Im eskalierenden diplomatischen Konflikt um den Status Grönlands hat US-Präsident Donald Trump am Freitag mit wirtschaftlichen Konsequenzen gedroht. Im Rahmen einer Veranstaltung im Weißen Haus erklärte er, möglicherweise Strafzölle gegen Staaten zu verhängen, die seine Ambitionen zur Einverleibung der Arktis-Insel nicht unterstützten. Trump begründete dies mit nationalen Sicherheitsinteressen der Vereinigten Staaten und verwies auf eine drohende Einflussnahme Russlands und Chinas in der Region.

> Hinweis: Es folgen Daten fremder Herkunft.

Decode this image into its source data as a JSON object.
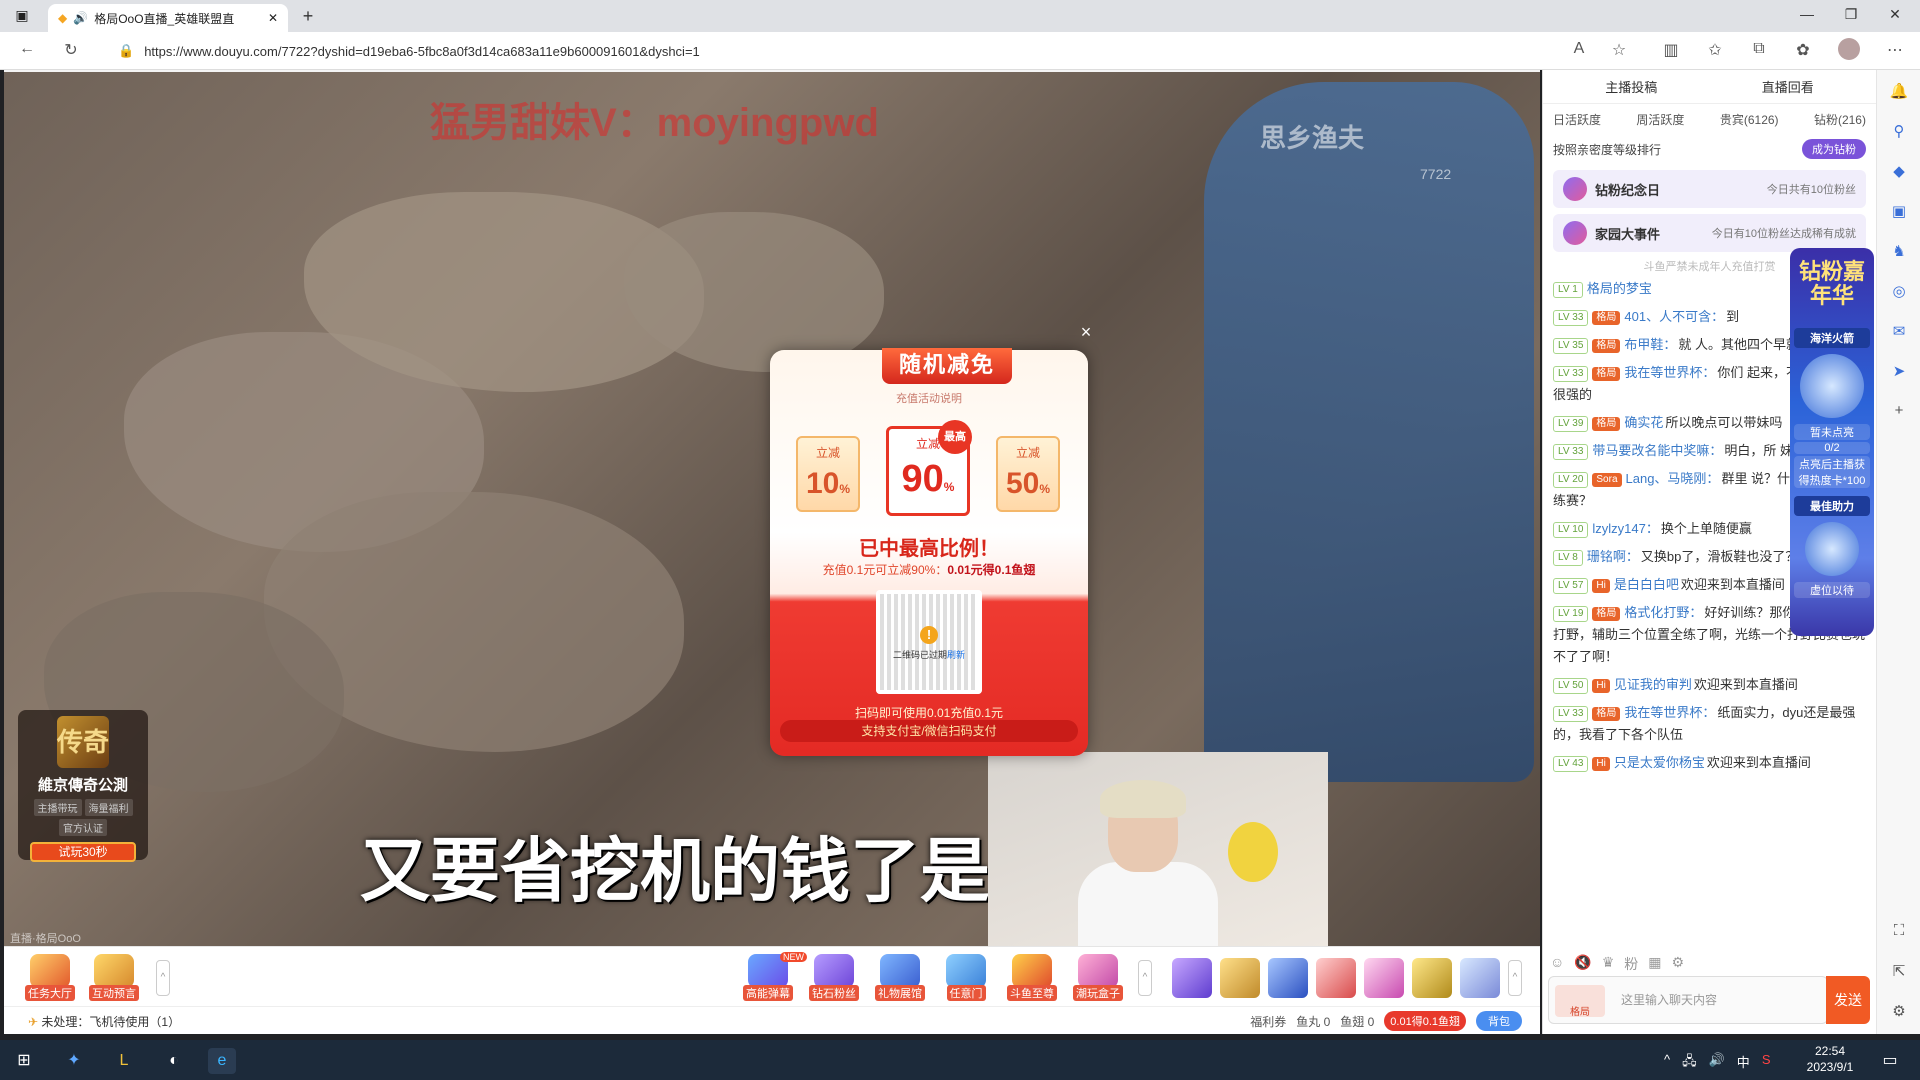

Die Drohung erfolgt vor dem Hintergrund der „Operation Arctic Endurance“, bei der mehrere europäische NATO-Staaten auf Einladung Dänemarks Truppen nach Grönland entsenden. Die Bundeswehr beteiligte sich am Donnerstag mit 13 Soldaten an dieser Erkundungsmission, die dazu dienen soll, die militärische Unterstützung Dänemarks bei der Seeraumüberwachung und dem Schutz kritischer Infrastruktur zu prüfen. Auch Frankreich, Schweden und Norwegen entsandten Personal auf die Insel.
Zuvor war ein Krisengespräch in Washington zwischen US-Vertretern und dem dänischen Außenminister Lars Løkke Rasmussen ohne Einigung zu Ende gegangen. Während das Weiße Haus durch Sprecherin Karoline Leavitt mitteilen ließ, man habe sich auf eine Arbeitsgruppe für „technische Gespräche über den Erwerb Grönlands“ geeinigt, widersprach Rasmussen dieser Darstellung deutlich. Er betonte, ein Verkauf stehe nicht zur Debatte; die geplanten Treffen dienten lediglich der Abstimmung von Sicherheitsinteressen.
Parallel dazu bereiten sich die Schweizer Sicherheitsbehörden auf das Weltwirtschaftsforum in Davos vor. Die Teilnahme Trumps sorgt dort für ein rekordhohes Aufkommen an schutzbedürftigen Personen und umfangreiche Sicherheitsvorkehrungen.